Semis : mai (sol à 15°C minimum), idéalement fin mai dans les régions fraîches. Sol : léger, drainant, ni trop riche ni trop humide. Espacement : 20 à 30 cm entre les plants, 40 cm entre les rangs. Profondeur de semis : 4 à 5 cm. Exposition : plein soleil indispensable. Récolte verte : juillet. Récolte sèche : août-septembre, gousses parchemineuses. Régions recommandées : Sud, Sud-Ouest, Loire, Bourgogne dans les bons étés.
Une légumineuse qui enrichit le sol et nourrit le jardinier
Le pois chiche (Cicer arietinum) est cultivé depuis plus de 7 500 ans au Proche-Orient. Comme toutes les légumineuses, il vit en symbiose avec des bactéries du genre Rhizobium fixées sur ses racines : ces micro-organismes captent l'azote atmosphérique et l'incorporent dans le sol sous une forme assimilable par les plantes. Au bout de sa vie, chaque plant de pois chiche laisse dans le sol l'équivalent de plusieurs grammes d'azote pur, ce qui fertilise naturellement la culture suivante. C'est pourquoi le pois chiche est idéal dans une rotation des cultures bien pensée : plantez-le une année, et l'année suivante vous pouvez implanter des légumes gourmands en azote comme les choux ou les courges sur la même parcelle.

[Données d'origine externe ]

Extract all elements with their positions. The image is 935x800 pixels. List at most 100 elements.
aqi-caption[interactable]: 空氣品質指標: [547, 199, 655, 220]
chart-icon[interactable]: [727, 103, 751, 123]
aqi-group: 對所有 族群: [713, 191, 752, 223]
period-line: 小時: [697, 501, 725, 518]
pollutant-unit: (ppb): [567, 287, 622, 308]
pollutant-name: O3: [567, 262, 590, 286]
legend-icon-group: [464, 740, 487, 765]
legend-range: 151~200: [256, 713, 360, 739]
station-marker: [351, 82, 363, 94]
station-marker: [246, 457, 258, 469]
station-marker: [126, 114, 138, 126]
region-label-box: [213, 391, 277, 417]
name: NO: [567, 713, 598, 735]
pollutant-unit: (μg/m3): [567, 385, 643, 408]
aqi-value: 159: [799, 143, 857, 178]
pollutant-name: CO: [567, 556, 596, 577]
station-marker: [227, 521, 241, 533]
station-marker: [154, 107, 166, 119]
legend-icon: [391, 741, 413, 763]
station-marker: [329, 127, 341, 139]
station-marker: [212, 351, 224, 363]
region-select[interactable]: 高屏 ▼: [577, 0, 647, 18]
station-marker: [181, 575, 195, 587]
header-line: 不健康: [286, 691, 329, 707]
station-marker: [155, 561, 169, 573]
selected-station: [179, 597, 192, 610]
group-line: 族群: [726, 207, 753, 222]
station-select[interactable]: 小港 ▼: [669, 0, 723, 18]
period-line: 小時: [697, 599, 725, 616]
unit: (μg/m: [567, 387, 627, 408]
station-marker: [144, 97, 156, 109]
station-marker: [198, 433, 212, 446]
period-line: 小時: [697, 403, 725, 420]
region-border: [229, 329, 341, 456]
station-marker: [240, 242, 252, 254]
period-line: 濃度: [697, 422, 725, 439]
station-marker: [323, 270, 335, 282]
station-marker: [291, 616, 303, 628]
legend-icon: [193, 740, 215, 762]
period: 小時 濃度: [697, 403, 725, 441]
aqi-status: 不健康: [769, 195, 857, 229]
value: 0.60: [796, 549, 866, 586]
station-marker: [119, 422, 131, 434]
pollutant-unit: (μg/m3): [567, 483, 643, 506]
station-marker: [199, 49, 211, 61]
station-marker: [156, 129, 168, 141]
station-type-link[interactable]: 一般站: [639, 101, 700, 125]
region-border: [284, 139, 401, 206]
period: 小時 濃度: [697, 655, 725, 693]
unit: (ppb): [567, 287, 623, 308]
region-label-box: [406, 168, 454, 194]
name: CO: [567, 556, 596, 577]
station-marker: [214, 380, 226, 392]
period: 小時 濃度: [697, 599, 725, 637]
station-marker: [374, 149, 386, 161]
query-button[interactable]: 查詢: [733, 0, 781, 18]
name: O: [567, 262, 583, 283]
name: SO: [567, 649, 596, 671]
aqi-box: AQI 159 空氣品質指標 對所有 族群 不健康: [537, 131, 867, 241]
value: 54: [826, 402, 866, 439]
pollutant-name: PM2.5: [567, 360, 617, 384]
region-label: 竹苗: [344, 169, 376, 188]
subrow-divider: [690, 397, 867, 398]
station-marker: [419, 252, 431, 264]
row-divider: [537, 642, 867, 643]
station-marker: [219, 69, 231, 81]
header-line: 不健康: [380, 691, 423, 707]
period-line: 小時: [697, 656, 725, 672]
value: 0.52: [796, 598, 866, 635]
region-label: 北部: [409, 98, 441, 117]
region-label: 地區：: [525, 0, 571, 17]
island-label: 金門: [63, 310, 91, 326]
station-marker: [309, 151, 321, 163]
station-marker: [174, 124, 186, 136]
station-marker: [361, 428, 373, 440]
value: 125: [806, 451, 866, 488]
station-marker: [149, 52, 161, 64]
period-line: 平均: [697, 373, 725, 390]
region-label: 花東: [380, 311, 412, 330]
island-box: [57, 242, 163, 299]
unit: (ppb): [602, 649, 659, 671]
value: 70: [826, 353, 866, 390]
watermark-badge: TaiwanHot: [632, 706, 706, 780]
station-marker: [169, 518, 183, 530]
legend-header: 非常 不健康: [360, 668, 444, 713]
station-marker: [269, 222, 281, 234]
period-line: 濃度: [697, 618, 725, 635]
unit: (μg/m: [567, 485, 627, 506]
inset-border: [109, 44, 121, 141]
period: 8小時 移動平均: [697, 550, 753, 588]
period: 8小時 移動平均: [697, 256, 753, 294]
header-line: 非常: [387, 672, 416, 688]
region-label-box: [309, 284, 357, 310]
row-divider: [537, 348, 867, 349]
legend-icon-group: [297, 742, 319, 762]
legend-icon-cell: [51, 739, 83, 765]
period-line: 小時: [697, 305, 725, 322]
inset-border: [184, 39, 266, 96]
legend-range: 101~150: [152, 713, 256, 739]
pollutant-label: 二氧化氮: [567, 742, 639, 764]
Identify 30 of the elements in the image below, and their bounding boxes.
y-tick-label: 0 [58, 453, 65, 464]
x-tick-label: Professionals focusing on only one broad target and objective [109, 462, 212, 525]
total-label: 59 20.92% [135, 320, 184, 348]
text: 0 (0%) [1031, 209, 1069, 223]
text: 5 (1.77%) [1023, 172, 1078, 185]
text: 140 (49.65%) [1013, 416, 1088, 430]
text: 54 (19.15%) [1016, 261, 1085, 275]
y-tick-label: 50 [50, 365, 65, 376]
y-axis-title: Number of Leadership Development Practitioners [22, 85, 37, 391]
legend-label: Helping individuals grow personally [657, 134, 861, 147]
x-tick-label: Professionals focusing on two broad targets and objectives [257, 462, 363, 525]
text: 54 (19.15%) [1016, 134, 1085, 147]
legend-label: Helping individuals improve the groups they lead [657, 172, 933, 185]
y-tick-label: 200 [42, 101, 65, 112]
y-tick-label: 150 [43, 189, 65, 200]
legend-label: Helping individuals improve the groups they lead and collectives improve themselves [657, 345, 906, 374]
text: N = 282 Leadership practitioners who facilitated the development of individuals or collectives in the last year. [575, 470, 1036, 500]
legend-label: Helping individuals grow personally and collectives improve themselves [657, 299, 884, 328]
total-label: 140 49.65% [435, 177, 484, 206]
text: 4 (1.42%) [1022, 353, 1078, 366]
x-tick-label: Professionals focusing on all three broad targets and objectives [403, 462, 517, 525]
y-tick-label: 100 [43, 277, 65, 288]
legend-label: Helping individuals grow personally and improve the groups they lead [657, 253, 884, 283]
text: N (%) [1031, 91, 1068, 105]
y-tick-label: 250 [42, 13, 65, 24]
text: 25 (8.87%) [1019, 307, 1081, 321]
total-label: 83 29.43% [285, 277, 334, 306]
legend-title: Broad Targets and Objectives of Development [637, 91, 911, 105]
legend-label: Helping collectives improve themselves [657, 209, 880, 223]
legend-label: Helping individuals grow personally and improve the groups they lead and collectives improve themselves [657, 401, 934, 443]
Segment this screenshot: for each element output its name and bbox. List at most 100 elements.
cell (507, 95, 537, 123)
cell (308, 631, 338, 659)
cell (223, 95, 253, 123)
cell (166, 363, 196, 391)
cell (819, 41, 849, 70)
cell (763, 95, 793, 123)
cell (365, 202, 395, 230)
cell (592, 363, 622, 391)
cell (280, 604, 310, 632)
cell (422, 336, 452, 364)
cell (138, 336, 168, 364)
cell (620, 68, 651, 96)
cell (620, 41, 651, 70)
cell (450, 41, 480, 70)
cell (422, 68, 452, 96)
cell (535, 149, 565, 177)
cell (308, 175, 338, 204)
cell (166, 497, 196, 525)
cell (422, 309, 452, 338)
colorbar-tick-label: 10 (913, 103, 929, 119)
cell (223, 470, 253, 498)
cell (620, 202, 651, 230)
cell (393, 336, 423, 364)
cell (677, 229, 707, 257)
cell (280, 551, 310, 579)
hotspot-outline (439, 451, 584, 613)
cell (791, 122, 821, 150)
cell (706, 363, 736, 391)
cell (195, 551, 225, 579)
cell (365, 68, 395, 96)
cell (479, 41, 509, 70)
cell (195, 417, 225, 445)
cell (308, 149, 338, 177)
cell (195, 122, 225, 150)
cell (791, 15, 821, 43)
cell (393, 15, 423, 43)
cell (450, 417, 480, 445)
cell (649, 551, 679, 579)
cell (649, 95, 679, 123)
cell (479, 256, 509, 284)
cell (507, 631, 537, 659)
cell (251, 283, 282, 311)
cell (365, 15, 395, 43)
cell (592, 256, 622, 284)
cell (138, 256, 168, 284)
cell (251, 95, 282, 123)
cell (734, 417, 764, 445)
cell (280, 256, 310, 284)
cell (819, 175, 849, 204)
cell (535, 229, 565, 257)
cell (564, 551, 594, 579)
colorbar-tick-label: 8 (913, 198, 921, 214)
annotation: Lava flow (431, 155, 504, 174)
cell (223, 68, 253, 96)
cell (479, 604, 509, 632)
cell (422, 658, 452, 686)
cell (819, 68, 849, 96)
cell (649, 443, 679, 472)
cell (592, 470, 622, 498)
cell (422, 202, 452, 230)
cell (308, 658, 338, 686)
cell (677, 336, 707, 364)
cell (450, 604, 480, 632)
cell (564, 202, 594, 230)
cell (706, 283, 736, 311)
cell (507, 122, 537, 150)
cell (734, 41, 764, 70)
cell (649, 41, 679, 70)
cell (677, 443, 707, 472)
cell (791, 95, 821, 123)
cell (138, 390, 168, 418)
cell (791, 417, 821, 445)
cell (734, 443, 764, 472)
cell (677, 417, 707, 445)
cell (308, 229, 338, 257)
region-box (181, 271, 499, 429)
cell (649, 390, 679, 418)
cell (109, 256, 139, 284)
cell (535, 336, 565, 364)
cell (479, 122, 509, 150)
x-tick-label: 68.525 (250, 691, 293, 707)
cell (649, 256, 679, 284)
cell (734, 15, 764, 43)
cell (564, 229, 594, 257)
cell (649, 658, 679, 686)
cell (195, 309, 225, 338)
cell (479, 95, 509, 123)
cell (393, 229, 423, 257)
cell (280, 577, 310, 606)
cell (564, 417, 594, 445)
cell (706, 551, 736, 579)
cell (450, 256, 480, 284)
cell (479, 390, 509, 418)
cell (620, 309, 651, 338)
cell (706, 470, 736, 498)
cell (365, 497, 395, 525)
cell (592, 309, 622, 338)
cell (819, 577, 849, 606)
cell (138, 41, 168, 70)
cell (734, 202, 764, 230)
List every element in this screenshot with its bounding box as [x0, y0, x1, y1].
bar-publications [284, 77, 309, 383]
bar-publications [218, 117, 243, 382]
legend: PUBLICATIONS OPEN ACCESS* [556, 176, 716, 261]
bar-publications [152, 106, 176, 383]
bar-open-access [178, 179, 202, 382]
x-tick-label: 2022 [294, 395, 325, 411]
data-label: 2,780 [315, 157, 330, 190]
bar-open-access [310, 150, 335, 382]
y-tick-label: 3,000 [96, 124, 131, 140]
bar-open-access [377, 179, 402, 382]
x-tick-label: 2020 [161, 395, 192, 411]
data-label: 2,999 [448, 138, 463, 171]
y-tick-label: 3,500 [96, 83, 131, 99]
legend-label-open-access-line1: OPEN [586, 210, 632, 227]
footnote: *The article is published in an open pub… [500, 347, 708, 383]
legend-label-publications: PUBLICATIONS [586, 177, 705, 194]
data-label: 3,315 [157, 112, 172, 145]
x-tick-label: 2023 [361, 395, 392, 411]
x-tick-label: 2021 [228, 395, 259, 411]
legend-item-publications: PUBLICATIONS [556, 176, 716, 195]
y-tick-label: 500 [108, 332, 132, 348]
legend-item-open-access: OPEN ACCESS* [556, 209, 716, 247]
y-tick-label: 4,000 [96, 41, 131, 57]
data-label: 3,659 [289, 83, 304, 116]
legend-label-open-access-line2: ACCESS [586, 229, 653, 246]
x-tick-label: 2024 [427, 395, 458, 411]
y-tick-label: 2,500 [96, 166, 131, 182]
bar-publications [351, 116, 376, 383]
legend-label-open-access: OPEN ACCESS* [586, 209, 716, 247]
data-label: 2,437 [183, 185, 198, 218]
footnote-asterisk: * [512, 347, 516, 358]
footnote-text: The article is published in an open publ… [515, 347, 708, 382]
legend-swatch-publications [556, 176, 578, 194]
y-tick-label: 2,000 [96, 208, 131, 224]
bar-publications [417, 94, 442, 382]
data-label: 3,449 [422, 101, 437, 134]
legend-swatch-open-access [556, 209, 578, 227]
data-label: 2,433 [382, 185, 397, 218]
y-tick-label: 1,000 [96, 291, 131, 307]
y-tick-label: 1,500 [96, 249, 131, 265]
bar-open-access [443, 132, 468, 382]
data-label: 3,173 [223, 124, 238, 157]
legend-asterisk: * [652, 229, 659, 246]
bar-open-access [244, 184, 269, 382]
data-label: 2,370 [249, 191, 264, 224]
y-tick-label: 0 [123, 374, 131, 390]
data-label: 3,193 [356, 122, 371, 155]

La plante atteint 30 à 60 cm de hauteur selon la variété et les conditions de culture. Son port est buissonnant, ses feuilles composées sont recouvertes de poils glandulaires sécrétant un acide oxalique qui lui confère une légère viscosité au toucher. C'est ce même acide qui protège naturellement la plante contre de nombreux insectes ravageurs, ce qui en fait une culture peu sujette aux attaques. Les fleurs blanches ou violettes apparaissent en juin-juillet et donnent naissance à des gousses courtes et gonflées contenant un ou deux grains ronds.
Du point de vue nutritionnel, le pois chiche est une source exceptionnelle de protéines végétales (environ 20 g pour 100 g de grains secs), de fibres, de fer, de magnésium et de vitamines du groupe B. Produit dans son propre jardin, il évite les interminables transports depuis l'Espagne ou le Mexique et offre une fraîcheur gustative que les pois chiches en conserve ne peuvent pas égaler. La version fraîche, récoltée en vert et mangée comme des petits pois en juillet, est une véritable découverte pour ceux qui ne l'ont jamais goûtée.
Choisir ses variétés et préparer le semis
Les variétés de pois chiches se divisent en deux grandes catégories. Les variétés kabuli, aux gros grains blancs-crème, sont les plus répandues dans le commerce et les mieux adaptées à une consommation sèche. Les variétés desi, aux petits grains plus foncés et ridés, sont moins courantes en France mais souvent plus robustes et adaptées aux conditions moins chaudes. Pour débuter, cherchez des variétés sélectionnées pour le climat français, comme la variété Merveille de Maussane ou la Pois chiche de Provence.
La préparation du semis est simple mais quelques règles conditionnent la réussite. Le sol doit impérativement être bien réchauffé car les graines germent mal en dessous de 12°C et la germination est optimale entre 20 et 25°C. La période idéale se situe entre le 1er et le 20 mai selon les régions. Dans le Nord de la France, un semis sous tunnel froid à la fin d'avril peut être envisagé pour allonger la saison.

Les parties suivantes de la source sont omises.